Una nota a margine dei fatti di Bibbiano
A circa due mesi di distanza dal suo scoppio, lo scandalo di Bibbiano continua a balzare agli onori della cronaca; le indagini sono ancora in corso ma lo svolgimento dei fatti criminosi, grazie alle informazioni pervenute alla stampa, è abbastanza noto e non occorre rievocarlo per l’ennesima volta. Molto si è scritto sul movente ideologico che animava i protagonisti della vicenda, sull’obiettivo di disgregazione della cosiddetta famiglia tradizionale all’insegna dei diritti delle minoranze; quegli odiosi crimini venivano commessi in nome dei diritti dei bambini (manipolati) e delle famiglie adottive.
In effetti, non esiste copertura ideologica e retorica migliore nella società occidentale contemporanea, caratterizzata dall’accrescimento illimitato dei diritti civili, dall’estensione indefinita delle libertà individuali. Queste libertà consentono alle persone di realizzare i propri desideri e non abbisognano di alcuna giustificazione etica, purché rispettino i diritti altrui. «I diritti sono come un raggio di sole, se io mi abbronzo a te non rubo niente», recita il noto aforisma di Saverio Tommasi. Ma è davvero così?
«La libertà – ebbe a scriverne Karl Marx, – è dunque il diritto di fare ed esercitare tutto ciò che non nuoce ad altri. Il confine entro il quale ciascuno può muoversi senza nocumento altrui, è stabilito per mezzo della legge, come il limite tra due campi è stabilito per mezzo di un cippo. Si tratta della libertà dell’uomo in quanto monade isolata e ripiegata su se stessa. […] il diritto dell’uomo alla libertà si basa non sul legame dell’uomo con l’uomo, ma piuttosto sull’isolamento dell’uomo dall’uomo. Esso è il diritto a tale isolamento, il diritto dell’individuo limitato, limitato a se stesso.»
Il rapporto con l’altro cade necessariamente fuori dal concetto di libertà intesa come arbitrio individuale, che ha una sua logica e ragion d’essere finché si riferisce alla proprietà e al consumo dei beni materiali. Ma l’uomo non è un semplice consumatore, è per definizione un essere sociale che vive e si costituisce in quanto persona attraverso il legame con i suoi simili, la sua felicità e la sua realizzazione personale dipendono in misura decisiva da questo legame; nella sfera dei rapporti affettivi e famigliari l’esercizio della libertà di cui sopra si rivela quindi assai più complesso, poiché la scelta del singolo influenza direttamente il destino dell’altro, escludendolo o coinvolgendolo nel rapporto a prescindere dalla sua volontà.

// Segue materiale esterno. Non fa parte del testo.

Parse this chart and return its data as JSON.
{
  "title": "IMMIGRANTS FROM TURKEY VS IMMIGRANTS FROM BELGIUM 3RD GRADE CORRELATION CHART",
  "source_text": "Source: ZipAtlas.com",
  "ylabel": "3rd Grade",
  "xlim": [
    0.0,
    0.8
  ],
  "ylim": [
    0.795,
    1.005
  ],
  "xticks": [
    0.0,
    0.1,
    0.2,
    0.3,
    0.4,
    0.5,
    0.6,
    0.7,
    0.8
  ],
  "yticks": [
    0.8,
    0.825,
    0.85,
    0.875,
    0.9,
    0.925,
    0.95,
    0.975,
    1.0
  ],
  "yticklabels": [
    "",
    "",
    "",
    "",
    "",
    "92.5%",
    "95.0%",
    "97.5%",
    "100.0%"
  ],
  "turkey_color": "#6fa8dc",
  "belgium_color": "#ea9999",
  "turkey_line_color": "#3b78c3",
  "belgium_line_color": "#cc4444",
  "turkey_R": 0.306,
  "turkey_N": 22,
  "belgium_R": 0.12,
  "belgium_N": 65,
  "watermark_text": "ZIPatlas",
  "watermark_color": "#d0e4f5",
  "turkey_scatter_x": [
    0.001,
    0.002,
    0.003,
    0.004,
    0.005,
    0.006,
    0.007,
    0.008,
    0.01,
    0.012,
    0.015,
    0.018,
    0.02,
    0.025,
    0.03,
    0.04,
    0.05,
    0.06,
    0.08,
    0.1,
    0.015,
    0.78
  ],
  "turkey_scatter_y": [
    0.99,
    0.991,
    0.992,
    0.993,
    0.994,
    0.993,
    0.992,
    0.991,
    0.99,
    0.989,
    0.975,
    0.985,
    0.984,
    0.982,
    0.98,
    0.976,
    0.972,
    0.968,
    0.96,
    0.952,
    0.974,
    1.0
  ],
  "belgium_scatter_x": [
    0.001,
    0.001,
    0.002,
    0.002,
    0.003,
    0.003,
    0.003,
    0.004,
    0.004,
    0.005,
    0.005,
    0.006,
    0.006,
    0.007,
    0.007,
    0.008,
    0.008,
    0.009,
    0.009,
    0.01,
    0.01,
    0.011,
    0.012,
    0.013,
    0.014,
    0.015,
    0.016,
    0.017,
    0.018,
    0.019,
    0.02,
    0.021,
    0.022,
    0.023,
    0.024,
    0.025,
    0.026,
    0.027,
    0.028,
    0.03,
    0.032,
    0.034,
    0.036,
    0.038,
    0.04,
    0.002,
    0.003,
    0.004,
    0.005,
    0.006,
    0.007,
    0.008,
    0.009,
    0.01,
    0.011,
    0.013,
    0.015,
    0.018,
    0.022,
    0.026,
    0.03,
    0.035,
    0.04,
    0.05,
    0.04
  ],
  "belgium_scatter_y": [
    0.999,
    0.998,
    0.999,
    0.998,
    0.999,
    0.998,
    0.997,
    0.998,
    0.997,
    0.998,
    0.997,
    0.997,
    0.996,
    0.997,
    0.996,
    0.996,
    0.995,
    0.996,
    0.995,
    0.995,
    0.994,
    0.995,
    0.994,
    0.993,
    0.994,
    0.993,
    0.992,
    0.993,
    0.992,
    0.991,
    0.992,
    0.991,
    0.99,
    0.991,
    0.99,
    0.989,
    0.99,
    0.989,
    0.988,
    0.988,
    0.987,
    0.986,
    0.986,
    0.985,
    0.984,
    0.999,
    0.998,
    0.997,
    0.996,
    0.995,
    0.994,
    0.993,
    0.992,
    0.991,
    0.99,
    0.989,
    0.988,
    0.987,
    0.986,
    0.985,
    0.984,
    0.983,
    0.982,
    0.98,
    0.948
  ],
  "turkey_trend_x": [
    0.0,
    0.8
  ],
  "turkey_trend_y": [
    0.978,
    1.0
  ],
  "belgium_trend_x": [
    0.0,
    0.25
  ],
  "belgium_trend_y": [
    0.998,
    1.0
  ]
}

E non esistono confini assoluti nella legittimità dei differenti interessi soggettivi, ma solo arbitrari e mutevoli compromessi codificati di volta in volta dalla legge; ampliare la libertà di una categoria significa restringere quella di un’altra. Così come la «libertà economica» voluta dal liberismo pregiudica il diritto al lavoro e al sostentamento, allo stesso modo le norme sull’affidamento dei minori dopo il divorzio spesso privano i padri separati della possibilità di interagire con i figli e li condannano all’alienazione parentale, il diritto delle coppie gay all’omogenitorialità procede dalla negazione del diritto del bambino a crescere con un padre e una madre, e così via.
Il caso di Bibbiano, nella sua eccezionalità criminosa, ha il merito di svelare l’intima logica sottesa anche al funzionamento legale della nostra «società dei diritti», che non è un paradiso dove chiunque può rincorrere i propri sogni, bensì il teatro di un’incessante battaglia fra categorie e gruppi identitari che sgomitano per farsi largo nell’angusto spazio dei rapporti sociali. Esso smentisce la favola liberale sulla società come somma di individui atomizzati in cui ognuno porta avanti i propri interessi egoistici senza togliere nulla al prossimo, perché la libertà del singolo si esprime di fatto nel controllo o nell’esclusione dell’altro; e dimostra ancora una volta il bisogno impellente di ripensare la libertà della persona alla luce della natura sociale dell’essere umano.